Construction costs are a key factor in determining insurance premiums. In recent years, home insurance premiums have trended upward due to more frequent and severe natural disasters. As of January 2025, premiums across Canada increased by 5.28 per cent compared to the previous year – well above the general inflation rate of about 1.9 per cent, according to data from MyChoice, a Canadian digital insurance company.
Last year, the Canadian insurance industry paid out $8.5-billion in damages due to natural disasters, which is triple the costs recorded the year before. With the coming wildfire season approaching, the trade war could create another negative effect for homeowners who already face premium increases linked to climate change.
Bill Premdas, executive director of KPMG’s Canadian insurance practice, suggested that a prolonged tariff dispute with the U.S. could impact claims costs, as many resources used to rebuild and repair homes are subject to cross-border trade agreements. In addition to steel and aluminum, this could extend to appliances, furniture, and carpets that may be subject to retaliatory tariffs. “The impact of cost increases to service insurance claims would challenge profitability under current premium rates, and there could be inflationary pressures for insurers to increase premiums in response to the higher claims costs,” he noted in a KPMG report.
Mr. Premdas added that rising premiums could affect homeowners more quickly than car insurance, which usually requires regulatory approval for rate increases.
The insurance industry has not yet provided estimates for the cost increases that homeowners will face.
Mr. Weltman mentioned that initial analysis suggests tariffs “could impact all lines of property and casualty insurance,” with auto insurance “likely to be more impacted” because of tariffs on vehicles and parts. (On Wednesday, Mr. Trump extended a one-month tariff exemption to the Canadian auto sector.)

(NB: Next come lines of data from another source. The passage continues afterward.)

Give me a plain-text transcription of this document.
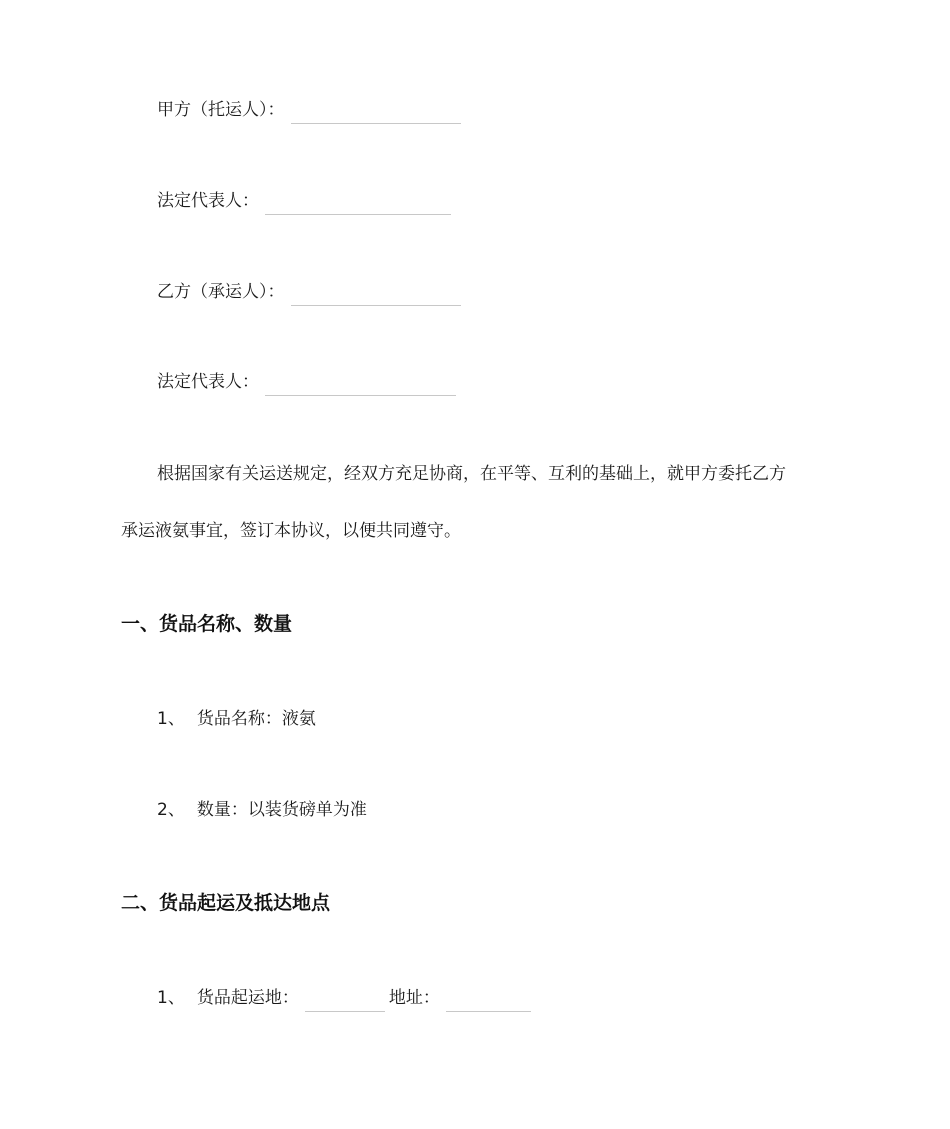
甲方（托运人）：
法定代表人：
乙方（承运人）：
法定代表人：
根据国家有关运送规定，经双方充足协商，在平等、互利的基础上，就甲方委托乙方
承运液氨事宜，签订本协议，以便共同遵守。
一、货品名称、数量
1、 货品名称：液氨
2、 数量：以装货磅单为准
二、货品起运及抵达地点
1、 货品起运地：	地址：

Chris Cornell, a partner and national leader at KPMG’s insurance practice, noted the uncertainty surrounding the trade war’s duration, along with the potential for layered tariffs, which could further affect premiums. “The layering of the tariffs is a significant issue. … So that uncertainty is just compounded,” he said.
IBC’s Mr. Weltman stated that Canadian insurers are trying to mitigate tariffs by seeking alternatives for American goods in their supply chains.
Intact Financial Corp., Canada’s largest property and casualty insurer, covers nearly three million homeowners in Canada. Spokesperson Caroline Audet explained that building materials account for one-third of total property insurance costs for homes and businesses. The other two-thirds include factors such as labor, temporary relocations, and business interruptions for commercial insurance. Approximately 25 per cent of materials are currently sourced from the U.S.
“That means that only approximately 8 per cent of total costs would be potentially exposed to the proposed tariffs, so we are confident that the overall impact on our business would be limited,” Ms. Audet said.
During a recent call, Intact chief executive Charles Brindamour told analysts that the company has been working with suppliers for the past month to ensure they have “as much Canadian content as possible.”
Patrick Barbeau, Intact’s chief operating officer, said that the remaining 75 per cent of materials used in property insurance are sourced and manufactured in Canada. “And we have opportunities to further reduce the usage of U.S.-manufactured goods at On Side and within the supply chain,” he added. (On Side is Intact’s in-house restoration company.)
Co-operators spokesperson Keren Adderley said that while some price adjustments may occur as early as 2025, the full effects may not be realized until next year, with forecasts indicating continued cost pressures in the coming years. “The insurance industry is bracing for the potential of increased claims costs across all property types, including commercial, farm, and homeowner policies as we expect the tariffs to drive up the cost of materials, labour, and services,” Ms. Adderley said in an e-mail.
IA Financial spokesperson Chantel Corbeil said the tariffs “can indeed influence” home insurance policies in Canada due to possible increases in material and goods costs. However, she noted that not all materials or goods will be affected by the tariffs, and labor costs are expected to remain stable.